それでは、具体的に何をすれば予防につながるのでしょうか。最新の研究から、認知症の危険因子が分かってきました。世界をリードする認知症の専門家の研究によると、認知症の40%ほどは改善可能な12の危険因子により発症しており、それらの危険因子を改善することで認知症のおよそ40%が予防可能としています。その認知症の予防でポイントとなる12の危険因子とは、45歳未満では「教育不足」、45~65歳では「聴力低下」「頭部外傷」「肥満」「高血圧」「過度の飲酒」、66歳以上では「抑うつ」「社会的孤立」「喫煙」「糖尿病」「運動不足」「大気汚染」とされています。
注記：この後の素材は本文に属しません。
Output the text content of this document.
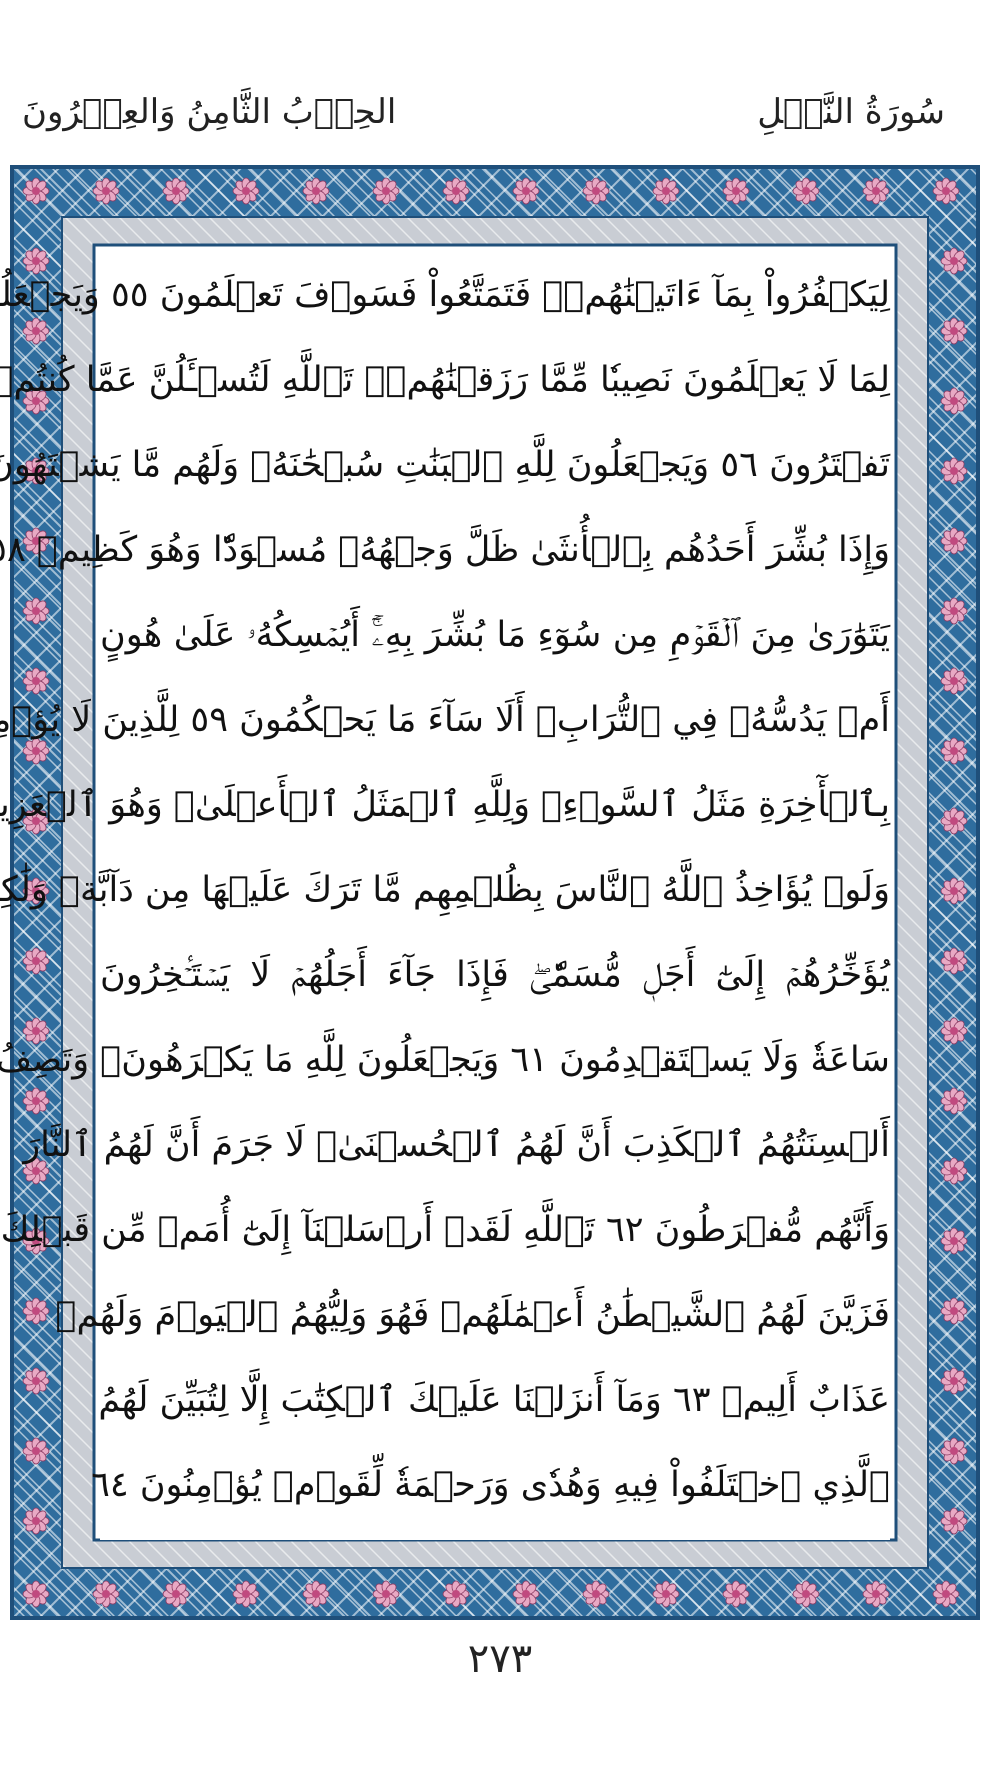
سُورَةُ النَّحۡلِ
الحِزۡبُ الثَّامِنُ وَالعِشۡرُونَ
لِيَكۡفُرُواْ بِمَآ ءَاتَيۡنَٰهُمۡۚ فَتَمَتَّعُواْ فَسَوۡفَ تَعۡلَمُونَ ٥٥ وَيَجۡعَلُ
لِمَا لَا يَعۡلَمُونَ نَصِيبٗا مِّمَّا رَزَقۡنَٰهُمۡۗ تَٱللَّهِ لَتُسۡـَٔلُنَّ عَمَّا كُنتُمۡ
تَفۡتَرُونَ ٥٦ وَيَجۡعَلُونَ لِلَّهِ ٱلۡبَنَٰتِ سُبۡحَٰنَهُۥ وَلَهُم مَّا يَشۡتَهُونَ
وَإِذَا بُشِّرَ أَحَدُهُم بِٱلۡأُنثَىٰ ظَلَّ وَجۡهُهُۥ مُسۡوَدّٗا وَهُوَ كَظِيمٞ ٨
يَتَوَٰرَىٰ مِنَ ٱلۡقَوۡمِ مِن سُوٓءِ مَا بُشِّرَ بِهِۦٓۚ أَيُمۡسِكُهُۥ عَلَىٰ هُونٍ
أَمۡ يَدُسُّهُۥ فِي ٱلتُّرَابِۗ أَلَا سَآءَ مَا يَحۡكُمُونَ ٥٩ لِلَّذِينَ لَا يُؤۡمِ
بِٱلۡأٓخِرَةِ مَثَلُ ٱلسَّوۡءِۖ وَلِلَّهِ ٱلۡمَثَلُ ٱلۡأَعۡلَىٰۚ وَهُوَ ٱلۡعَزِي
وَلَوۡ يُؤَاخِذُ ٱللَّهُ ٱلنَّاسَ بِظُلۡمِهِم مَّا تَرَكَ عَلَيۡهَا مِن دَآبَّةٖ وَلَٰكِن
يُؤَخِّرُهُمۡ إِلَىٰٓ أَجَلٖ مُّسَمّٗىۖ فَإِذَا جَآءَ أَجَلُهُمۡ لَا يَسۡتَـٔۡخِرُونَ
سَاعَةٗ وَلَا يَسۡتَقۡدِمُونَ ٦١ وَيَجۡعَلُونَ لِلَّهِ مَا يَكۡرَهُونَۚ وَتَصِفُ
أَلۡسِنَتُهُمُ ٱلۡكَذِبَ أَنَّ لَهُمُ ٱلۡحُسۡنَىٰۚ لَا جَرَمَ أَنَّ لَهُمُ ٱلنَّارَ
وَأَنَّهُم مُّفۡرَطُونَ ٦٢ تَٱللَّهِ لَقَدۡ أَرۡسَلۡنَآ إِلَىٰٓ أُمَمٖ مِّن قَبۡلِكَ
فَزَيَّنَ لَهُمُ ٱلشَّيۡطَٰنُ أَعۡمَٰلَهُمۡ فَهُوَ وَلِيُّهُمُ ٱلۡيَوۡمَ وَلَهُمۡ
عَذَابٌ أَلِيمٞ ٦٣ وَمَآ أَنزَلۡنَا عَلَيۡكَ ٱلۡكِتَٰبَ إِلَّا لِتُبَيِّنَ لَهُمُ
ٱلَّذِي ٱخۡتَلَفُواْ فِيهِ وَهُدٗى وَرَحۡمَةٗ لِّقَوۡمٖ يُؤۡمِنُونَ ٦٤
٢٧٣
例えば、肥満や高血圧の人は、そうでない人に比べて認知症を発症するリスクが1.6倍となり、糖尿病の人は1.5倍となっています。さらに聴力低下や抑うつ、社会的孤立はコミュニケーションが低下することなどで、リスクが高まるといわれています。認知症の要因はこれ以外にもいくつかあり、そのすべてを予防することは難しいですが、これらの要因を改善していけば、認知症の発症や進行を遅らせられる可能性があると考えられています。
12の危険因子のうち、予期しにくいものや環境的なものを除くと、主に生活習慣に関わるものです。肥満や糖尿病、高血圧などの生活習慣病は、血管にダメージを与え、脳に悪影響を与えることで認知症を発症すると考えられています。これらの生活習慣病については、生活習慣(特に食習慣)を改善して予防すること、あるいは病気が分かった時点で適切に治療することが、認知症予防において非常に重要です。また、過度の飲酒、喫煙も、脳に直接的なダメージを与えると考えられています。
認知症の発症の原因はまだまだ未解明なことも多いです。しかし、認知症の発症要因とされる肥満や糖尿病、高血圧などの生活習慣病の改善や、節酒、禁煙などはご自身でもある程度対応可能だと思います。認知症の予防には生活習慣の改善が不可欠なのです。